A sweeping tort reform bill failed to survive the General Assembly’s Crossover Day, the final day of the 40-day legislative session for a bill to have a clear path to become law.
Senate Bill 415 would have limited jury awards, and affected seat belt law, asbestos claims and more. Its sponsor, Sen. Steve Gooch said it is intended to balance the scales of justice. In pitching the bill to his Senate colleagues, Gooch referenced several major payouts companies made after crimes were committed on their property.
Many of his colleagues were not convinced, including fellow Republican Sen. Renee Unterman of Buford, who said the bill calls for too many changes and did not include input from the trial lawyers it would affect.

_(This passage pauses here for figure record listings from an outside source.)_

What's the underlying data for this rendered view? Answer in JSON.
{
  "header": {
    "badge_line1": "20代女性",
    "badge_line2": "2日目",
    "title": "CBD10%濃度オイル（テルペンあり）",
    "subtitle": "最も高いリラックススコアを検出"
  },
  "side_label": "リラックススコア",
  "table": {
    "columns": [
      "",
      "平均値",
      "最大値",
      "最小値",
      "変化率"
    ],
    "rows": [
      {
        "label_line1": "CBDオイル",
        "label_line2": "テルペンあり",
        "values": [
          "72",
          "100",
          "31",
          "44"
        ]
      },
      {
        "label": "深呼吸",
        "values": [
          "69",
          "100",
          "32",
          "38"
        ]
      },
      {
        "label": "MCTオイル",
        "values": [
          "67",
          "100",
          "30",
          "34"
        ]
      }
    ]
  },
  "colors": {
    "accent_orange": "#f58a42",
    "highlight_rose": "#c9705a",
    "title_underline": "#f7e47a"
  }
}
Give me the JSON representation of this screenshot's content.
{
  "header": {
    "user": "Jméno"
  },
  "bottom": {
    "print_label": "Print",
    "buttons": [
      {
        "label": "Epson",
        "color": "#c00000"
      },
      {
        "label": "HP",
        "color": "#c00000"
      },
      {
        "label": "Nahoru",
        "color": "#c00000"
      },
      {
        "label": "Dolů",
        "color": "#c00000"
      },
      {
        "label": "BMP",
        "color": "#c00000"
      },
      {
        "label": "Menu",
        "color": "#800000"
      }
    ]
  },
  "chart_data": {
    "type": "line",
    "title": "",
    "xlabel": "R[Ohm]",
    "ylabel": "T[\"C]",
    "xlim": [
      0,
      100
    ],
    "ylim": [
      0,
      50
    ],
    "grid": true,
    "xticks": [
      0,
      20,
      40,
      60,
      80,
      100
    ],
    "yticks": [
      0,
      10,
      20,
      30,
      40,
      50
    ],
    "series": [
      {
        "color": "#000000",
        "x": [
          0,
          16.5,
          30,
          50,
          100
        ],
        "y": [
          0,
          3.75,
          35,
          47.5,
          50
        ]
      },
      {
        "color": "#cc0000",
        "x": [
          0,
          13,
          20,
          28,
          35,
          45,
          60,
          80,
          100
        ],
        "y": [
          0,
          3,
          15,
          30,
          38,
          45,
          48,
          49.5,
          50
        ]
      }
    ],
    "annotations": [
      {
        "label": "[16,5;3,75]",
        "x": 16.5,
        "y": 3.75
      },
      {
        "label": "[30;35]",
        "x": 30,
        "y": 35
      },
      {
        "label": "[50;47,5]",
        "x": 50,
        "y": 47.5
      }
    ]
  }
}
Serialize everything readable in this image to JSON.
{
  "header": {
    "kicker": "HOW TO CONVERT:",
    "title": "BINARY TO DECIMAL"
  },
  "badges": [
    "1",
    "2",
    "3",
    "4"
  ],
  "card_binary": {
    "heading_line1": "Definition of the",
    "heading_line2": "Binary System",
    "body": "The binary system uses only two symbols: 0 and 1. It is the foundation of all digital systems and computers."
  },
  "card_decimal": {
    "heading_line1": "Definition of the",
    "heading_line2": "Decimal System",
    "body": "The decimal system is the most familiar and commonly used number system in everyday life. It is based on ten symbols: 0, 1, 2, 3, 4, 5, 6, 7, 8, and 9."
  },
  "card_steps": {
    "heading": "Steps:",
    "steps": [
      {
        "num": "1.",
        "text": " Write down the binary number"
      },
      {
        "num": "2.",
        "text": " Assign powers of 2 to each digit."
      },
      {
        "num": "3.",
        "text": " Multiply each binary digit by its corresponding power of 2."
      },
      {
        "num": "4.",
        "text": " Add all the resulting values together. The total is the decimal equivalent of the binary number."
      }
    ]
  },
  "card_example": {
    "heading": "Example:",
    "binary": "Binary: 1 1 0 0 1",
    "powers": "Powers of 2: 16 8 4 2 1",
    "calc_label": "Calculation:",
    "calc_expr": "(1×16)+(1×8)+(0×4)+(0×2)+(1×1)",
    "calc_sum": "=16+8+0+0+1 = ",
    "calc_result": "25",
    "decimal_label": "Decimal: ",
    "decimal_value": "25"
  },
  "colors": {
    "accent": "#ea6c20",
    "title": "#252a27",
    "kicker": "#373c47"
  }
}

Gooch tabled the item Tuesday and tried to revive it Thursday, but the Senate voted against it 31 to 18.
During the vote, which came shortly after Lt. Gov. Geoff Duncan announced the session would be indefinitely suspended due to the growing concerns that the COVID-19 pandemic is spreading in Georgia, Unterman said trying to revive the bill was improper.
“We are in the midst of a worldwide pandemic,” she said. “We are at 5 o’clock in the afternoon on Crossover Day. Is it a wise decision to have the most important bill of the session regarding tort reform put on our desk and ask to vote for – and there’s at least a dozen amendments up there?”